Economia del commiato: settemila imprese per l’ultimo saluto
Le imprese dei servizi funerari rappresentano un comparto economico che negli ultimi anni ha cambiato pelle: cresce, si professionalizza e si ridisegna, spinto dall’invecchiamento della popolazione, dalla ricerca di soluzioni più sostenibili come la cremazione e da regole sempre più stringenti.
Al 30 giugno 2025 le imprese che operano in questo particolare segmento sono 7.050: un dato superiore del 4,9% al 2019, quando se ne contavano 6.720. Ma la fotografia restituisce un quadro con interessanti variazioni interne. Il Sud e le Isole si confermano l’area con la maggiore concentrazione di attività (3.266, pari al 46,3% del totale), seguite dal Nord Ovest (1.508), dal Centro (1.311) e dal Nord Est (965). Alcune regioni hanno visto crescere sensibilmente il numero di operatori: la Puglia con un +16% rispetto al 2019, la Calabria (+13,1%), la Sicilia (+11,2%) e la Campania (+7,9%). In altre zone, invece, la dinamica è stata opposta: le Marche hanno perso l’11,1% delle imprese e la Valle d’Aosta addirittura il 23,1%. In termini assoluti, a giugno scorso la presenza maggiore di attività nei servizi funerari si registra in Sicilia (827), seguita da Lombardia (773) e Campania (616).
Ancora più eloquente è il cambiamento nella forma giuridica delle imprese. In sei anni le società di capitale sono passate da 2.122 a 2.771 (+30,6%), segno di una progressiva strutturazione e professionalizzazione del comparto. A fare da contraltare c’è la diminuzione delle imprese individuali (da 2.557 a 2.386, -6,7%) e delle società di persone (da 1.723 a 1.590, -7,7%), un ridimensionamento che suggerisce le difficoltà delle realtà più piccole nell’affrontare costi, burocrazia e nuove richieste del mercato.
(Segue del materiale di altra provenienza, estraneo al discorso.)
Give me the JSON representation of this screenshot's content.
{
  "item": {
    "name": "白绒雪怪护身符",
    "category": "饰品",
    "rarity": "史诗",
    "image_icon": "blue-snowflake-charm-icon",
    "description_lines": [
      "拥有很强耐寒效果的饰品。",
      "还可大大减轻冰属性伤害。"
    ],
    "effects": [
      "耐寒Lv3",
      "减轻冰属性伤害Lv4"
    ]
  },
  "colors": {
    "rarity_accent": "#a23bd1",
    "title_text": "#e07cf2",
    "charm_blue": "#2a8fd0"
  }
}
Anche la variazione degli addetti, tra il 2019 e il 2025, evidenzia un andamento positivo, con una crescita complessiva dell’11,5% a livello nazionale. Considerando le imprese con addetti dichiarati, gli incrementi più rilevanti si registrano in Sicilia (+33,8%), Sardegna (+26,0%), Lazio (+22,8%) e Trentino-Alto Adige (+21,3%), segnalando un’espansione marcata in alcune aree periferiche e insulari. Al contrario, poche regioni mostrano flessioni, in particolare Liguria (-10,9%), Valle d’Aosta (-5,0%) e Basilicata (-0,6%), indicando contesti locali di ridimensionamento. Nel complesso, l’aumento diffuso degli addetti suggerisce una fase di rafforzamento del settore, pur con significative differenze territoriali.
Il settore si presenta dunque come un mosaico in lento ma progressivo cambiamento: all’aumento del numero complessivo si affianca infatti una trasformazione ancora più apprezzabile nelle forme organizzative e nella geografia interna
Se la domanda è sempre legata a un bisogno certo e inevitabile, le modalità con cui le imprese vi rispondono raccontano un comparto che tende a consolidarsi abbandonando le dimensioni più artigianali per assumere fisionomie più strutturate, con maggiore capacità di investimento, più attenzione al marketing e alla diversificazione dei servizi. Le tendenze che emergono dall’analisi confermano che il settore dei servizi funerari fa parte a pieno titolo della vita economica del Paese. Un comparto che cambia insieme alla società e che merita attenzione non soltanto nel suo ruolo simbolico, ma anche per il peso reale che porta nel tessuto imprenditoriale italiano.